InoReader represented a fresh start for all my feeds, with a power user feature that allowed me to detect inactive or low activity feeds, cleaning up some of the 400+ subscriptions I had from the Google Reader days. One of these folders is Agencies and Studios, a bundle quite similar to the popular Twitter list i’ve built the past few years.

While cleaning up those feeds, i’ve realised that many web and advertising agencies that used to have RSS feeds no longer maintain it (or even bothered to create a proper feed) and even Google had their feeds broken.

This all happened in the same week where i’ve tried Inbox by Google, a new email experience that filters the most important messages into easy to digest bundles, coupled with productivity tools such as highlights and reminders.

Add this to the crowded space that Facebook’s Newsfeed is becoming and to similar experiences on TwitterPinterest and the latest Flipboard, and i’ve suddenly realised that it’s becoming harder to get a pure stream of information.
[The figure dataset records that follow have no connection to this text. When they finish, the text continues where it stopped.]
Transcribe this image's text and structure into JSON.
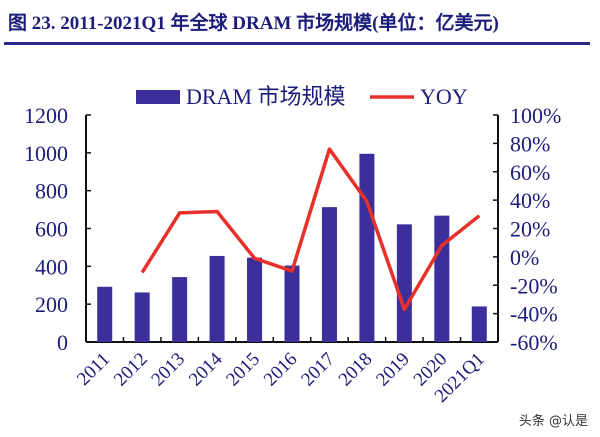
{
  "title": "图 23. 2011-2021Q1 年全球 DRAM 市场规模(单位：亿美元)",
  "watermark": "头条 @认是",
  "chart_data": {
    "type": "bar+line",
    "title": "图 23. 2011-2021Q1 年全球 DRAM 市场规模(单位：亿美元)",
    "categories": [
      "2011",
      "2012",
      "2013",
      "2014",
      "2015",
      "2016",
      "2017",
      "2018",
      "2019",
      "2020",
      "2021Q1"
    ],
    "series": [
      {
        "name": "DRAM 市场规模",
        "type": "bar",
        "axis": "left",
        "color": "#3b2f9b",
        "values": [
          292,
          262,
          343,
          455,
          446,
          404,
          713,
          995,
          622,
          668,
          188
        ]
      },
      {
        "name": "YOY",
        "type": "line",
        "axis": "right",
        "color": "#e8302a",
        "values": [
          null,
          -11,
          31,
          32,
          -1,
          -10,
          76,
          39,
          -37,
          8,
          29
        ]
      }
    ],
    "left_axis": {
      "ylim": [
        0,
        1200
      ],
      "ticks": [
        "0",
        "200",
        "400",
        "600",
        "800",
        "1000",
        "1200"
      ]
    },
    "right_axis": {
      "ylim": [
        -60,
        100
      ],
      "ticks": [
        "-60%",
        "-40%",
        "-20%",
        "0%",
        "20%",
        "40%",
        "60%",
        "80%",
        "100%"
      ]
    },
    "legend": "top",
    "grid": false
  }
}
“It’s not information overload. It’s filter failure.”

― Clay Shirky

What was once (on the golden days of blogging) an exchange of information based on open standarts is becoming a filtered experience based on algorithms that shape how we view the world and even how we feel. As a long time advocate of the open web, it’s hard for me to accept that the filters we’ve found to address the information overload problem are biased toward algorithms and do not take into account the network effects of the social web. There are a few exceptions: Nuzzel and even Medium’s newsletter take into consideration the social context, but nonetheless are partial views on what happened on those services.

It’s becoming increasingly harder to get unfiltered information straight from the sources (many sites have dropped RSS feeds), which seems counterintuitive when Google is giving more weight to recent information, something where RSS excels (with technologies such as pubsubhub).

I’m afraid the web/tech community has done a lousy job promoting RSS, and even people i consider tech savvy aren’t aware how to use RSS or how it would improve the way they consume information. Between a Facebook newsfeed shaped by commercial interests and a raw stream of information powered by RSS, i’d rather have the later.

At least i’d know it’s not filter failure, only too many feeds subscribed.